Taking credit where often not due. sow there!

Gardening can certainly be considered a form of art. I watch PBS “Newshour” and almost every night the show starts with an ad for an investment firm – https://ispot.tv/a/Zvur. In the ad, a naughty pediatric surgeon creates a dinosaur topiary while watching a growing crowd of children. The mop-covered red-headed man has a satisfied smile that says: “That man deserves my praise.”

I’m the top kid when I visit the Patrick Ranch Museum, https://www.patrickranchmuseum.org, on Midway. The landscaping is so well designed that I know gardeners value our climate as well as the historic location. Plant-tenders were learned after much study of water, soil conditions and other things.

It is human nature to take pride in achievements.

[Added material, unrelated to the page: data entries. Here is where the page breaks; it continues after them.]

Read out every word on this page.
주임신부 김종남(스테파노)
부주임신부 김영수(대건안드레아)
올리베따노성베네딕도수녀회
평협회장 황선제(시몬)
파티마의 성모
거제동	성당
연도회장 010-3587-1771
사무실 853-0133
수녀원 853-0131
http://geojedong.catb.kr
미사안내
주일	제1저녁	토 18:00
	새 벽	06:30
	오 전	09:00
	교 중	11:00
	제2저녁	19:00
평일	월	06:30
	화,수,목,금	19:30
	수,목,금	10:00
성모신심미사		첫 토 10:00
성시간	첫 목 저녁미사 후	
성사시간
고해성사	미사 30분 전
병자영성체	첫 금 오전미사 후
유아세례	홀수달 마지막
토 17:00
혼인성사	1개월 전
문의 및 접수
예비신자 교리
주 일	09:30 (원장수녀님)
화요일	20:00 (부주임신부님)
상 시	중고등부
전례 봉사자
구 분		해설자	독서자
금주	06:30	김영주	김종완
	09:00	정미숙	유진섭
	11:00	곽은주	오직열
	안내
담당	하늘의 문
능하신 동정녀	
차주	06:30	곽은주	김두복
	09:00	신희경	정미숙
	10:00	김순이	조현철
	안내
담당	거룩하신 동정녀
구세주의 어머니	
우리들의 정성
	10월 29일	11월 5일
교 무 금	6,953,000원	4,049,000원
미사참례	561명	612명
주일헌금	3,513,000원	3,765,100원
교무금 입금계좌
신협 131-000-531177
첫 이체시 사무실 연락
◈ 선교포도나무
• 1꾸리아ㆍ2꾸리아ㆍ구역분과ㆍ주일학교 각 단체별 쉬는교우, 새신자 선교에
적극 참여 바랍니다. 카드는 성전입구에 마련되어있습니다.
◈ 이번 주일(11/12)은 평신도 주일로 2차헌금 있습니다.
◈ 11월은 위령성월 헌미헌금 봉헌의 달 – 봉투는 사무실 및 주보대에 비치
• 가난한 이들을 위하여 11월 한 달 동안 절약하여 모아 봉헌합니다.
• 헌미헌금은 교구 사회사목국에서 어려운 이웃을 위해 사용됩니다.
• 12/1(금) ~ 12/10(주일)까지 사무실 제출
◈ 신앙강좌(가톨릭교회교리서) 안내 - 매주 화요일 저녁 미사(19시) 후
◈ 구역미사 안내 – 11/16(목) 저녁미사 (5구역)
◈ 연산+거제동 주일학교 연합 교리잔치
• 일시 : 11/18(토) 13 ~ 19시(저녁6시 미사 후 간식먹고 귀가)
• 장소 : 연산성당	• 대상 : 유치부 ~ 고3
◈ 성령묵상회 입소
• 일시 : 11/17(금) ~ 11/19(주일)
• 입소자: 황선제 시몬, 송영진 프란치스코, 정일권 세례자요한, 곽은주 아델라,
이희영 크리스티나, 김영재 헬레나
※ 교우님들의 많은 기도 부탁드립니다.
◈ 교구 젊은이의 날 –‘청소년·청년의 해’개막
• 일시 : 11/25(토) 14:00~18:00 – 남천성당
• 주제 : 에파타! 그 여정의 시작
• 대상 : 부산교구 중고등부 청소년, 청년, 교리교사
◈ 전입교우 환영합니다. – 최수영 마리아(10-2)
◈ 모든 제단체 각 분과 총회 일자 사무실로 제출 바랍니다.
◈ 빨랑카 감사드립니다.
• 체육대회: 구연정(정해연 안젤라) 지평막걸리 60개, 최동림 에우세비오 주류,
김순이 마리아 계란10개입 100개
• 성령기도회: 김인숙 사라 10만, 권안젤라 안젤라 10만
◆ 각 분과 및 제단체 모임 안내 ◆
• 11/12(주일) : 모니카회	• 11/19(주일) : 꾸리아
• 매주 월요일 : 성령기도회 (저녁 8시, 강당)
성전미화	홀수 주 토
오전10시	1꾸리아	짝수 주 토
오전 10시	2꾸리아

Some of you have invited me to your garden, not because you specifically want to chat with me, but because you know what you have achieved is something that needs to be shared.

However, my skill in gardening is not of this ability. I add water, remove some weeds and remove them when the insects become unmanageable. Sometimes I even wonder if the plants will grow better if I leave them alone.

Still, when things go well, I’m proud that I was able to play a part.

I remember asking my mom “What should parents do if they’re excellent parents, but for some reason a child turns out to be really bad?”

The mother said, “If a child does something wrong a parent can say that he did the best he could. If a child shines, she can take credit for it.”

I know people who are proud of their pets. He is proud of his furballs as if he raised them on his own until the pooch finds a bowl of kibble on his own.

I take pride in some things in my yard, at least at certain times of year. The row of calendula along the walkway is blooming like crazy, and it was me who remembered adding the water. However, I planted some calendula seeds in a barrel 3 years ago; It was this plant that initiated the seed drop, and wind and gravity helped them find land. I live on the avenue and my great soil probably reaches about 20 feet under my steps. I’ll take the credit anyway because that’s what I do.

The poppies I put in concrete cracks in the street this week are amazing. I can imagine people waiting while their dogs are urinating on them, remarking to themselves how much someone must have cared to plant the seed.